Inlaid Gold on Bronze
Eastern Han Dynasty (3rd Century AD)
Length: 6-1/8 inches (15.5 cm)
Cast with a central figure of a mythical bird headed beast with three long horns and a short beak seated with front legs and powerful clawed arms positioned akimbo as it devours the large fish held vertically in front of its body, with a dragon-head hook at one end and the bifurcated tail of the dragon at the other end, the button on the underside cast with spiraled scrolls, all inlaid with gold.
In our opinion, the subject matter, workmanship and condition suggests an Eastern Han Dynasty period for this work of art.
Reference number 2918
Ex-Collection: Mr. Myron Falk, New York, no. 518
Ex-Collection: John Sparks, Ltd., London, May 1950
Exhibited: The Metropolitan Museum of Art, 1965 [L65.46.10]

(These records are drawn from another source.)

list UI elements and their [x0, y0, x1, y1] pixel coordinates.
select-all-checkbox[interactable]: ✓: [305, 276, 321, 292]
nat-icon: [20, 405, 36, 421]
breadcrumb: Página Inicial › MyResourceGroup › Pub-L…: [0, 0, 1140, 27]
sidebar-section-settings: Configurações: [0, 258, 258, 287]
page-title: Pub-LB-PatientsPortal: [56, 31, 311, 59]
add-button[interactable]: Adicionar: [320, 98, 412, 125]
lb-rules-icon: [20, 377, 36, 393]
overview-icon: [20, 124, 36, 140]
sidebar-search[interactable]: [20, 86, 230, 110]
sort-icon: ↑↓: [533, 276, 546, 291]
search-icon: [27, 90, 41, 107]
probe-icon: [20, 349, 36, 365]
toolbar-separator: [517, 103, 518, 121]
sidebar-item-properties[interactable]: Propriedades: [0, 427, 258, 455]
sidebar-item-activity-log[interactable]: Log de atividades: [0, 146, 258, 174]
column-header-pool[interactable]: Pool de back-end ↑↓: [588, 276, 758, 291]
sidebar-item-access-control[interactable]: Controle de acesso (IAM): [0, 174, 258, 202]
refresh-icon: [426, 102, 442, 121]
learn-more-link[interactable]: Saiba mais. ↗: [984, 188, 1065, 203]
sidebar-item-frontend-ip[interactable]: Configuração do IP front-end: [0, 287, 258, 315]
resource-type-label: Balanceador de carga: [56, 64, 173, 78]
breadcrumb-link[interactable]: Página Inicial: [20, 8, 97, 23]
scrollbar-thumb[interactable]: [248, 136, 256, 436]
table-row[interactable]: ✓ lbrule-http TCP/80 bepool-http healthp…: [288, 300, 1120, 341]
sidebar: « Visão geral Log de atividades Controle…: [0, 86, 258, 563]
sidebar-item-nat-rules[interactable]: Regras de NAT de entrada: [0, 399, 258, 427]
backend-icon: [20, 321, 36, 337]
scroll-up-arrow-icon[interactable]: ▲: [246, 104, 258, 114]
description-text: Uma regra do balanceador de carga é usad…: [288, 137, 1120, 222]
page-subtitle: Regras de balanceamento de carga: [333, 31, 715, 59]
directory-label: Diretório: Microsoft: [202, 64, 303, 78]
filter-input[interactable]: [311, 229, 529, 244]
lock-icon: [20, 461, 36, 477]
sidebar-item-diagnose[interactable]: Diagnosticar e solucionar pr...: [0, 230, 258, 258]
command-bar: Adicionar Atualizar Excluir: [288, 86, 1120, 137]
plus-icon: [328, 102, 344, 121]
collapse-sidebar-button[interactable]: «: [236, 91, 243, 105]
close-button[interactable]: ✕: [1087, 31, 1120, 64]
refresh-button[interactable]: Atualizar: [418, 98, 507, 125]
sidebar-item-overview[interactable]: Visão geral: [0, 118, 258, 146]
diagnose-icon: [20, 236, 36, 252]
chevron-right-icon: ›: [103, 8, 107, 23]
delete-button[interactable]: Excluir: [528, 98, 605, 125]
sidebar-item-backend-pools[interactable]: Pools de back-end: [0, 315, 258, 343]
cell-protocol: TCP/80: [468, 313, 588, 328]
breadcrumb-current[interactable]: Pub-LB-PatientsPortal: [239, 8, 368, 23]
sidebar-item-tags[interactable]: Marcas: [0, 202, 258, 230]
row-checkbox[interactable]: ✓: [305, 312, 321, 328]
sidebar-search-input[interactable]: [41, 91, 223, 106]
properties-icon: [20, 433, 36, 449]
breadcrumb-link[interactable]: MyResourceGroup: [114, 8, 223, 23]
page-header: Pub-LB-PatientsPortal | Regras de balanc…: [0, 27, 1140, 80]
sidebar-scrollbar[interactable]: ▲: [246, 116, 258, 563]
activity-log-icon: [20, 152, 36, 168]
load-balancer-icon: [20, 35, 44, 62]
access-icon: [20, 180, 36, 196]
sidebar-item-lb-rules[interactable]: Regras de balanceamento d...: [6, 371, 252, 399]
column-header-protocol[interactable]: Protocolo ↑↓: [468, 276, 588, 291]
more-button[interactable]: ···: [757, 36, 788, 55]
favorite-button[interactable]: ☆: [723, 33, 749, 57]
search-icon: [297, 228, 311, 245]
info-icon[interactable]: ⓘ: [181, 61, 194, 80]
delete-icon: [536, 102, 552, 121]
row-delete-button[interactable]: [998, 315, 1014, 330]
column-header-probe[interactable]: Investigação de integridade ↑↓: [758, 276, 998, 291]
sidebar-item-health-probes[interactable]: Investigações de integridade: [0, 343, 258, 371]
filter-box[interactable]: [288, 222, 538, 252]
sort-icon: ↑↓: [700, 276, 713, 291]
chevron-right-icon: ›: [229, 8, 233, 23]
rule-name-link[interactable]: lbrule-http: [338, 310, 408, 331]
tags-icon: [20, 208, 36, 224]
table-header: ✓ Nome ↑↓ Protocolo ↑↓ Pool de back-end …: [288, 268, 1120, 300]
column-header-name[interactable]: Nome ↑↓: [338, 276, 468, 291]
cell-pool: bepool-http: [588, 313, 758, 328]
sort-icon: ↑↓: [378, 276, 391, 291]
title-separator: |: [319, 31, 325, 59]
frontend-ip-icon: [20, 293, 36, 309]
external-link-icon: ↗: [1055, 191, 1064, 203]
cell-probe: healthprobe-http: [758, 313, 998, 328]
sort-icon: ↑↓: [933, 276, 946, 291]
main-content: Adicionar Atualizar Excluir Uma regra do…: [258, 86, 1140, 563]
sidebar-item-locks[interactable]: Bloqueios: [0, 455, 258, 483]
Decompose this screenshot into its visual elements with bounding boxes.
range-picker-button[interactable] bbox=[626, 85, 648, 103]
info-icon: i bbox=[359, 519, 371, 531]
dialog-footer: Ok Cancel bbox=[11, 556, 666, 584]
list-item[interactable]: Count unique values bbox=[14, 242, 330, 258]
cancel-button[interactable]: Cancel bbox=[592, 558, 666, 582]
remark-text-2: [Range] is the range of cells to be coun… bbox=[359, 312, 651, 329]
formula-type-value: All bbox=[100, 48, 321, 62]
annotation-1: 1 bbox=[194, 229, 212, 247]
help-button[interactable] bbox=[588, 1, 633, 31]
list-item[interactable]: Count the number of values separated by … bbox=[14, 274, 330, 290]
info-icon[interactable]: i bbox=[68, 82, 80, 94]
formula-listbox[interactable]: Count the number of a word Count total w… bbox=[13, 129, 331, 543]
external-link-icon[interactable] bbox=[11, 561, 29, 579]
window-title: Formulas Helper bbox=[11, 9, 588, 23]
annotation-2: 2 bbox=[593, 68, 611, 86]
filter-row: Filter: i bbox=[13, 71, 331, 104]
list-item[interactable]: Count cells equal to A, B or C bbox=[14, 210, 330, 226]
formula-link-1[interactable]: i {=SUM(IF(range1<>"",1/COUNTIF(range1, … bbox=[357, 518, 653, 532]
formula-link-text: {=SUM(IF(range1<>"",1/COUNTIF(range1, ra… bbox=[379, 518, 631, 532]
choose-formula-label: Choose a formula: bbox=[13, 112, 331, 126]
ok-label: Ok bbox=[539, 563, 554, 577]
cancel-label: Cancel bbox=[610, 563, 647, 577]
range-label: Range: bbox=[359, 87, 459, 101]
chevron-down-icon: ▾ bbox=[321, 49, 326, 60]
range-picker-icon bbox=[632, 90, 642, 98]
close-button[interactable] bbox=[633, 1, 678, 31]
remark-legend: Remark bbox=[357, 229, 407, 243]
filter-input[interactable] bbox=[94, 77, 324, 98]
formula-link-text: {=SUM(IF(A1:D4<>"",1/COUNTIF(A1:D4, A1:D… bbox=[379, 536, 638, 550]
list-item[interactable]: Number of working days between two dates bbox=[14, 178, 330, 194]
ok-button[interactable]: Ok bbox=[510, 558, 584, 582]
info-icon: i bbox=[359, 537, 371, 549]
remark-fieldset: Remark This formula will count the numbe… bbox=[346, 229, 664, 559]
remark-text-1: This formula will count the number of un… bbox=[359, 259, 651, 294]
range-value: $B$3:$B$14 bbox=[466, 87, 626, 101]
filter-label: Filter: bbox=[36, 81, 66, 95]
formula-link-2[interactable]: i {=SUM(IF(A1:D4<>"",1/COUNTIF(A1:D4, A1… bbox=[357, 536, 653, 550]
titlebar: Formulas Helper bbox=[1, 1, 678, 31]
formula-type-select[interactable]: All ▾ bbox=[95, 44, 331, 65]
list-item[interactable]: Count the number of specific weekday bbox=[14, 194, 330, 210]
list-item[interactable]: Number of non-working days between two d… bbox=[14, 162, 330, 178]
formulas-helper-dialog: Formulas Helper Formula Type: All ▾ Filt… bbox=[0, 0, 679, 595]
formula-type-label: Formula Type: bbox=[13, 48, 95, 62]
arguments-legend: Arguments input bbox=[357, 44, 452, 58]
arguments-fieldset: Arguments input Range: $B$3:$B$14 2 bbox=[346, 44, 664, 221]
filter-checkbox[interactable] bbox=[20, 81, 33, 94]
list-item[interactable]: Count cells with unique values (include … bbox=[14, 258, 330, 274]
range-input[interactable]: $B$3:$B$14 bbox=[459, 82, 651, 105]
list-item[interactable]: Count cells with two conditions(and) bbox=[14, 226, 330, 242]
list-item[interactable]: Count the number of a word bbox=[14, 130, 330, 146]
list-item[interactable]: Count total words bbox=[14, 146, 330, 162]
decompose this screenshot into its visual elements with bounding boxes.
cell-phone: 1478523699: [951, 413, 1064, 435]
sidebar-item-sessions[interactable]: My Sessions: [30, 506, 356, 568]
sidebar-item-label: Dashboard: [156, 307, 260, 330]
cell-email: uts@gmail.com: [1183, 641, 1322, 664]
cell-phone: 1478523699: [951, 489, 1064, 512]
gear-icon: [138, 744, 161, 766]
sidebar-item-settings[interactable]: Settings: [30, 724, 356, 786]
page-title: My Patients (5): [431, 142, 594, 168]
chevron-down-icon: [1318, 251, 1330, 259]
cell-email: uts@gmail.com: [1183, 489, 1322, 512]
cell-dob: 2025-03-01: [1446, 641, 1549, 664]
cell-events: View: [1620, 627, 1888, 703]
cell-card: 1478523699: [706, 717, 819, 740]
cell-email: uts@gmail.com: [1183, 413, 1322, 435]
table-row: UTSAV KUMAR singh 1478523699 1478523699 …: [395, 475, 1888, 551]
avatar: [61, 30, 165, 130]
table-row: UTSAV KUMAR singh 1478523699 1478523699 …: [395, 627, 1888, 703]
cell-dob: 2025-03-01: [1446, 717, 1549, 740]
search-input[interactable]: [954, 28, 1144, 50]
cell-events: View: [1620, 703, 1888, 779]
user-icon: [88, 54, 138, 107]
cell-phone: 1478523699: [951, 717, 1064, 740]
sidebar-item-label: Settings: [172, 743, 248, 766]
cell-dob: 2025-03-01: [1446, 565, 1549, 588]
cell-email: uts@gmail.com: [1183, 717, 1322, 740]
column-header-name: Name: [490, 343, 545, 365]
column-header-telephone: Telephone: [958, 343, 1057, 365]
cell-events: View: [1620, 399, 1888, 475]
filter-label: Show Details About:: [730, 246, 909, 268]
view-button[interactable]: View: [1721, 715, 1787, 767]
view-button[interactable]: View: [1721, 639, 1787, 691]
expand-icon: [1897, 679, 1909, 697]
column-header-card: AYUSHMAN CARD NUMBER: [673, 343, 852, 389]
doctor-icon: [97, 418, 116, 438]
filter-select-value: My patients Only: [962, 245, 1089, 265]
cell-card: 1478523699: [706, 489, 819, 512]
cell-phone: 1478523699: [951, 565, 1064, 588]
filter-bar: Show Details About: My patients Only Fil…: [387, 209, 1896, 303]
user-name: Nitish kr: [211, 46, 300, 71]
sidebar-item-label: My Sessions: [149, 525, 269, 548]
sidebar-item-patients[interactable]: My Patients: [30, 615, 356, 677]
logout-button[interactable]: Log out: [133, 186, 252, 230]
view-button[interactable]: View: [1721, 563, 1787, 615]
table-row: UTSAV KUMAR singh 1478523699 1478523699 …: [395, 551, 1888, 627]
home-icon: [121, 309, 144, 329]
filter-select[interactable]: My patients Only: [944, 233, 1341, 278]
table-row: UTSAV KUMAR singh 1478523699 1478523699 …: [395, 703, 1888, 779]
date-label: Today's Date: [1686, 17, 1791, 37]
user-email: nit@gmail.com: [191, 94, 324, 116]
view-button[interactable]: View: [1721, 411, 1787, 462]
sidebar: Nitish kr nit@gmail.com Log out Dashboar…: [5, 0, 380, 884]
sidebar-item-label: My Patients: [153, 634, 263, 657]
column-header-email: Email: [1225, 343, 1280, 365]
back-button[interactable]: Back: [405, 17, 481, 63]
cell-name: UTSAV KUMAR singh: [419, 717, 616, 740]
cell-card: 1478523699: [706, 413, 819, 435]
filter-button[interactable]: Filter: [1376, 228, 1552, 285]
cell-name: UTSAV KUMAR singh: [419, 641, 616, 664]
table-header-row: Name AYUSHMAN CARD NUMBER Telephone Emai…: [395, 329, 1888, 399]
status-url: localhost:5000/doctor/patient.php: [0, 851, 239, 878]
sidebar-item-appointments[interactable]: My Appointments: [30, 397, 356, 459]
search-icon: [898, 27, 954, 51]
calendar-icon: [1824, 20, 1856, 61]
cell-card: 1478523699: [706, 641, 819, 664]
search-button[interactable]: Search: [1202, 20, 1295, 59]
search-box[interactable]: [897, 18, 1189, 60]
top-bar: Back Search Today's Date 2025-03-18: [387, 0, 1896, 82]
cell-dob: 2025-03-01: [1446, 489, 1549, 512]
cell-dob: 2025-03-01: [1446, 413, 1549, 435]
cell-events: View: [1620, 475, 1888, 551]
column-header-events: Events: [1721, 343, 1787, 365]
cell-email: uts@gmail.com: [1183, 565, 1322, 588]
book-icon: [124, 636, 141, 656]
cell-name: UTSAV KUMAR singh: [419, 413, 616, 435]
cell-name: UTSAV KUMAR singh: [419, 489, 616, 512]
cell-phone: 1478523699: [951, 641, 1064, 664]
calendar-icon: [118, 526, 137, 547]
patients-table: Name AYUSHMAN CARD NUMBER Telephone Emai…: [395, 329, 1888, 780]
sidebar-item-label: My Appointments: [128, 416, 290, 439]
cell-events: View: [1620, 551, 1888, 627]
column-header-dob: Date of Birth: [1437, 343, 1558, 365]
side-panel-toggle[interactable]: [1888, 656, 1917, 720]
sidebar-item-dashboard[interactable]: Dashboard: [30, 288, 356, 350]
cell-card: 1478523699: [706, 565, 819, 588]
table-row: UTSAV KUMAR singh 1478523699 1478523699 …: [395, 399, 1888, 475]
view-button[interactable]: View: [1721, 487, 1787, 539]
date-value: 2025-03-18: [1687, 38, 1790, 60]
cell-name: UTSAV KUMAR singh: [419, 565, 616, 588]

Exhibited: The Arts of China, Long Island University, C.W. Post Art Gallery, 1977, no. 34
Myron and Pauline Falk were an extraordinary couple who formed one of the greatest collections of Chinese art ever assembled outside of China. They were founding members of the China House Gallery at the China Institute in 1949, and they participated in the establishment of the Archives of Chinese Art in 1945, a scholarly journal that continues to be published today by the Asia Society as the Archives of Asian Art. The Falks were among the founders of the Friends of Asian Art at the Brooklyn Museum, as well as the Friends of Far Eastern Art at the Metropolitan Museum of Art.
Their collection of early Chinese bronzes and jade was quite unique. The Falks managed to acquire the classic bronze shapes and designs in an area that has only recently been understood through rich finds and excavations in north China. Their jade collection also highlights recognition of the unusual and rare in this most conservative of Chinese art forms. An inclination toward the sculptural and representational is evident in their selection of archaic jades.
As of this writing, the earliest datable example of a garment hook of this form with a figure grasping a fish was excavated in 1974 from a tomb near Nanjing dating to the late 3rd century Wu Kingdom (80-220 AD) or to the Western Jin Kingdom (265-317). This tomb appeared to have evidence of robbery before the scientific excavation took place. Three couples from different generations, possibly from the same clan were entombed. Although this was considered an unusual custom in the Nanjing region by the archaeologists at the time, many other instances were found in sites located in Wuhan, Henan and Hubei during the early Six Dynasties period. The belthook recovered from this archaeological site is described as having gilt gold on bronze with a similar shape and subject matter to the Falk example. The subject is described by Chinese archaeologists as “a beak headed mythical animal devouring a fish which is strange and exotic.” See Wenwu, 1976:3, p. 57, fig. 3.
Another belt hook with a mythical figure holding a fish consisting of inlaid ivory, inscribed on the reverse is presently in the Metropolitan Museum of Art is illustrated by M. Hearn, Ancient Chinese Art: The Ernest Erickson Collection in the Metropolitan Museum of Art, New York, 1987, p. 59, no. 75.
A jade belt hook of similar design and subject matter most probably from the Eastern Han period is illustrated in Magic, Art and Order, Jade in Chinese Culture, Palm Springs Desert Museum, 1990, pl. 154
Two forcefully modeled belt hooks with the theme of a mythical animal with the head of a bird of prey biting the head of a large fish, which it holds in arms with strong claws are illustrated in Chinese Agraffes in Two Swedish Collections by Bernhard Karlgren. Bulletin of the Museum of Far Eastern Antiquities. Stockholm. No. 38, 1966. Pp. 83-192, Plates 66-038 and 039.
Compare a similar garment hook from the collection of Mr. and Mrs. Desmond Gure, illustrated in Mostra d’Arte Cinese/Exhibition of Chinese Art, Venice, 1954, p. 47, no. 120.